Quand le Christ est entré à Nazareth, on lui a donné à lire dans la Torah le passage d'Isaïe : « Voici que le Seigneur m'a oint de son esprit, il m'a envoyé chez les pauvres pour proclamer une année salutaire ». Il y a là le point de départ universel de Nazareth qui compte aujourd’hui 75 000 habitants Palestiens avec à la périphérie environ 40 000 Juifs. La moitié de la population du centre ville est chrétienne, à majorité orthodoxe. L'entente a toujours été bonne avec les musulmans alors que les politiques ont semé la discorde avec la construction de la fameuse mosquée… La 17° !
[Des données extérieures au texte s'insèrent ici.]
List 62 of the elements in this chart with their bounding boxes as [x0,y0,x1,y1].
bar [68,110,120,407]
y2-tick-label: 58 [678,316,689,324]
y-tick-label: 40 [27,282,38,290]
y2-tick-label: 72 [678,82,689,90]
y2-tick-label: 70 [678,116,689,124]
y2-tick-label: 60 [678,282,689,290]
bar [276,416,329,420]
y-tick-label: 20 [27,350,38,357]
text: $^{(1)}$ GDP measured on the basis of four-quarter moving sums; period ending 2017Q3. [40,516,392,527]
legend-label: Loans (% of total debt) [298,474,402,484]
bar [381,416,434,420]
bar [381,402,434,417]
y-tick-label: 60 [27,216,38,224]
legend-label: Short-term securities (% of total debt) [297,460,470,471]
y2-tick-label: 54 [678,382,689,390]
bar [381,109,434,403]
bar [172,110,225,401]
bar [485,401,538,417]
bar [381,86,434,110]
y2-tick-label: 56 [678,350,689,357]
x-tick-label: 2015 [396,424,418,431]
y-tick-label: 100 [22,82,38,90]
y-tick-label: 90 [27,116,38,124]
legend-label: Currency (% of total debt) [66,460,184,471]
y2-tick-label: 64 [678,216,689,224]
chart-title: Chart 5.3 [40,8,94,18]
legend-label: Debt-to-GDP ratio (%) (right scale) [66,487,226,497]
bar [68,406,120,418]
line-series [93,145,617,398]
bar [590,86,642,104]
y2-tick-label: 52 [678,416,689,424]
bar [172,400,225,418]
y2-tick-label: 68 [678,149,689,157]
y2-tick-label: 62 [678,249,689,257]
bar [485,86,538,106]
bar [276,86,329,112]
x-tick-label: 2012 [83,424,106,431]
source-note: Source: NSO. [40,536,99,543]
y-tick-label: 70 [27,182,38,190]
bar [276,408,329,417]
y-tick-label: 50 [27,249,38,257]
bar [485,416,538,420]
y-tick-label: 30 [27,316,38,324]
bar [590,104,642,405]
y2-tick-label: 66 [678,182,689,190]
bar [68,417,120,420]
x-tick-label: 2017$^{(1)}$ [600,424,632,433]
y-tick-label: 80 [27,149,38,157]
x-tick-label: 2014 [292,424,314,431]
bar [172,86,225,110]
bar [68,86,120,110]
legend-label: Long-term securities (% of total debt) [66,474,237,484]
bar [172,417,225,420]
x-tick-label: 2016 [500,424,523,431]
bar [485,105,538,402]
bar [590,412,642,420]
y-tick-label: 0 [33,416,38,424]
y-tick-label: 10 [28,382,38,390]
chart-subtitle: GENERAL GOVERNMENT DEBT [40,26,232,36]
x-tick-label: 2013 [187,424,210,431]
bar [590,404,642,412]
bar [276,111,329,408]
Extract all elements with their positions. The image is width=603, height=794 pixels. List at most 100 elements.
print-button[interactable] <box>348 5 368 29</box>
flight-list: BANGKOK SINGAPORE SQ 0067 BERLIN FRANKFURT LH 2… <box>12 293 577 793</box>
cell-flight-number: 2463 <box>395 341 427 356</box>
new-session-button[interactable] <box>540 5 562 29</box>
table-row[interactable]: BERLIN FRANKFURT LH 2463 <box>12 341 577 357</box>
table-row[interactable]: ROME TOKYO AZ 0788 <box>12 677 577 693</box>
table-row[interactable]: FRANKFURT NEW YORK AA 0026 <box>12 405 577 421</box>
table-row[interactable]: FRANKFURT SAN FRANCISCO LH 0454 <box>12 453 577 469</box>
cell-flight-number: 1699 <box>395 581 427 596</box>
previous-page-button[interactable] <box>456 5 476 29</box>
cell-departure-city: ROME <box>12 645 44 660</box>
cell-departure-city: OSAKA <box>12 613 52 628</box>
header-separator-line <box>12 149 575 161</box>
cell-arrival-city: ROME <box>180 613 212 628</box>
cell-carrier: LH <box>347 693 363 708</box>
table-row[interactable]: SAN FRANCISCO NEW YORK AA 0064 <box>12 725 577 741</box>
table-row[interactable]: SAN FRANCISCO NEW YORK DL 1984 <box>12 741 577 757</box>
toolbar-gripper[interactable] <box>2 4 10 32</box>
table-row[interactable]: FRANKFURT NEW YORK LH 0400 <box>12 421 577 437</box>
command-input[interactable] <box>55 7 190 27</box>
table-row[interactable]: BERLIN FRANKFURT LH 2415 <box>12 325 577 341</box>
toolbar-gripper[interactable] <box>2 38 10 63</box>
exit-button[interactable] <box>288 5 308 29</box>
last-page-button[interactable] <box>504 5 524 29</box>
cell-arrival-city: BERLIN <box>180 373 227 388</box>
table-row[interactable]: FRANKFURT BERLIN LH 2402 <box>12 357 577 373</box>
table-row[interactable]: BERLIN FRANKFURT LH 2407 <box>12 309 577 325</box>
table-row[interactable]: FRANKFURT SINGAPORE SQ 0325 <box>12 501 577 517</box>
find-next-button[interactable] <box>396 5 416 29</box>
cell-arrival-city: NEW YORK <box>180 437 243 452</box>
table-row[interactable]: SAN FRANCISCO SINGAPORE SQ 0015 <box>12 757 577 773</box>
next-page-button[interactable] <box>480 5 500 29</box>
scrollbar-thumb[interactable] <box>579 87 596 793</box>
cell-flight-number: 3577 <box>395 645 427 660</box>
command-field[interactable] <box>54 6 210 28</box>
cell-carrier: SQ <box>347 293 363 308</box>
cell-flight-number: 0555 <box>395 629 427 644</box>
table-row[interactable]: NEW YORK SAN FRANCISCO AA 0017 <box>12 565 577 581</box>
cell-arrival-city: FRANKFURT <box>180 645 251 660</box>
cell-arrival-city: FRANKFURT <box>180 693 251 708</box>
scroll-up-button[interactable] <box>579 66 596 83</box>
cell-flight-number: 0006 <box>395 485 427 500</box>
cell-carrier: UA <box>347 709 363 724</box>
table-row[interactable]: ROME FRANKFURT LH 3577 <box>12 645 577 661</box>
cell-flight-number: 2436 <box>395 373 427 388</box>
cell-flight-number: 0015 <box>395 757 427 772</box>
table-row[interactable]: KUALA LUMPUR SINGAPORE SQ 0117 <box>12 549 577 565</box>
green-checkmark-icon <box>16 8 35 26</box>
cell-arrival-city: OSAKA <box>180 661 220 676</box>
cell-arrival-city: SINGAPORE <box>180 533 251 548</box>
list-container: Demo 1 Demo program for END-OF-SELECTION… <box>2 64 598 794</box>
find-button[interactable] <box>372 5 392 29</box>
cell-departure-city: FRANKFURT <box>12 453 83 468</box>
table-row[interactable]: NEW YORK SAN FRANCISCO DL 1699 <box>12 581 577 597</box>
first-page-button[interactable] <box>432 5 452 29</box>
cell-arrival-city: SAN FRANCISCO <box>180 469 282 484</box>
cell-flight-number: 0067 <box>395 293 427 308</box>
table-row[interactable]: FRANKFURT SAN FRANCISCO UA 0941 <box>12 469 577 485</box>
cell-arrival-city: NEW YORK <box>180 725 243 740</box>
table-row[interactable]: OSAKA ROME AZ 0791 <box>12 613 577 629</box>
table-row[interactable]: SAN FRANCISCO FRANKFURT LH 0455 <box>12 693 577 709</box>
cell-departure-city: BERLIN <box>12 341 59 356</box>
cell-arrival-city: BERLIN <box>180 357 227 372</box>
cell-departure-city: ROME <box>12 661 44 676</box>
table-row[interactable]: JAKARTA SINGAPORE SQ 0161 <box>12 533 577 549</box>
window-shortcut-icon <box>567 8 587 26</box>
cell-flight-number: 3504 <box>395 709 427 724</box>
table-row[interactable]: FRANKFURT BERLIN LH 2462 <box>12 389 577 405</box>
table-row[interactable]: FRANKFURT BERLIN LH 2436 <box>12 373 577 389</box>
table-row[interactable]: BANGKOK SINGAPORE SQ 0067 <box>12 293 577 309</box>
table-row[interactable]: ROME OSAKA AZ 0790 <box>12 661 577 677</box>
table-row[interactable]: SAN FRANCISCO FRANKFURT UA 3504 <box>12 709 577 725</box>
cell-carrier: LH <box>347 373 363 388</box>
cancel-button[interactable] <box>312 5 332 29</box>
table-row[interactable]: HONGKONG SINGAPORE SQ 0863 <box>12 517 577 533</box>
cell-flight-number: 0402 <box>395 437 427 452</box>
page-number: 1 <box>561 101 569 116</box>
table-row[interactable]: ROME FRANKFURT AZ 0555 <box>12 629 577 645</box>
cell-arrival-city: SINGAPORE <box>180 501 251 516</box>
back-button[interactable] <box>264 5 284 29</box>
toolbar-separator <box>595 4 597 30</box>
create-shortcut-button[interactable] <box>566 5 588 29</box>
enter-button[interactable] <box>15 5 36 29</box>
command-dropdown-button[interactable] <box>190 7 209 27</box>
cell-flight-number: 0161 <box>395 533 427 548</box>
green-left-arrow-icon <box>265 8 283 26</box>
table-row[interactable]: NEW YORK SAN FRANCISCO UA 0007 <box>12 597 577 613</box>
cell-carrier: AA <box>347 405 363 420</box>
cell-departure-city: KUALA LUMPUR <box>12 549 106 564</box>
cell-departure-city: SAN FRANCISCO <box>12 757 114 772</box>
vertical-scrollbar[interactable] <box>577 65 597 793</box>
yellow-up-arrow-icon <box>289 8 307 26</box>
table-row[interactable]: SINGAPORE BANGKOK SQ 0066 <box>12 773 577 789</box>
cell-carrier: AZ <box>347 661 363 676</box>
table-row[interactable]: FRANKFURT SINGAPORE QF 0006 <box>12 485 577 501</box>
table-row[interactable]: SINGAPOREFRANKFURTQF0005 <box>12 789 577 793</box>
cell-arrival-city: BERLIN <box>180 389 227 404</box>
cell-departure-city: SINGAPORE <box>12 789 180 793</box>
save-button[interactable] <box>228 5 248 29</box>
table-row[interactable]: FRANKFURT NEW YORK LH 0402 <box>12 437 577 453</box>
Nazareth est le coeur de la communauté de 180 000 arabes qui est restée en 1948 à l'intérieur du pays, 780 000 d'entre eux ont quitté l'Etat d'Israël.

 

Le problème palestinien est un conflit qui touche l'appartenance à la terre; à laquelle s'ajoute l'émotion religieuse, spirituelle, historique et la force des rêves.

Etre avec

Je n'aime pas beaucoup le mot identité qui enferme; je préfère de beaucoup l’expression « participer ». Ainsi, je participe au monde chrétien qui vient des temps apostoliques. Mais ici, notre christianisme s'exprime en arabe, et nous sommes au cœur du monde musulman. Cette double appartenance nous éloigne du communautarisme d'autant plus que nous somme aussi dans le monde juif ! Nous sommes israéliens depuis 54 ans: choix politique indispensable que celui d’être d'accord avec l’état d'Israël tel qu'il existe. Nous sommes aux côtés du judaïsme d'aujourd'hui, qui reste dans la continuité du salut, et non, comme le pensent certains chrétiens, en rupture avec un judaïsme historiquement dépassé.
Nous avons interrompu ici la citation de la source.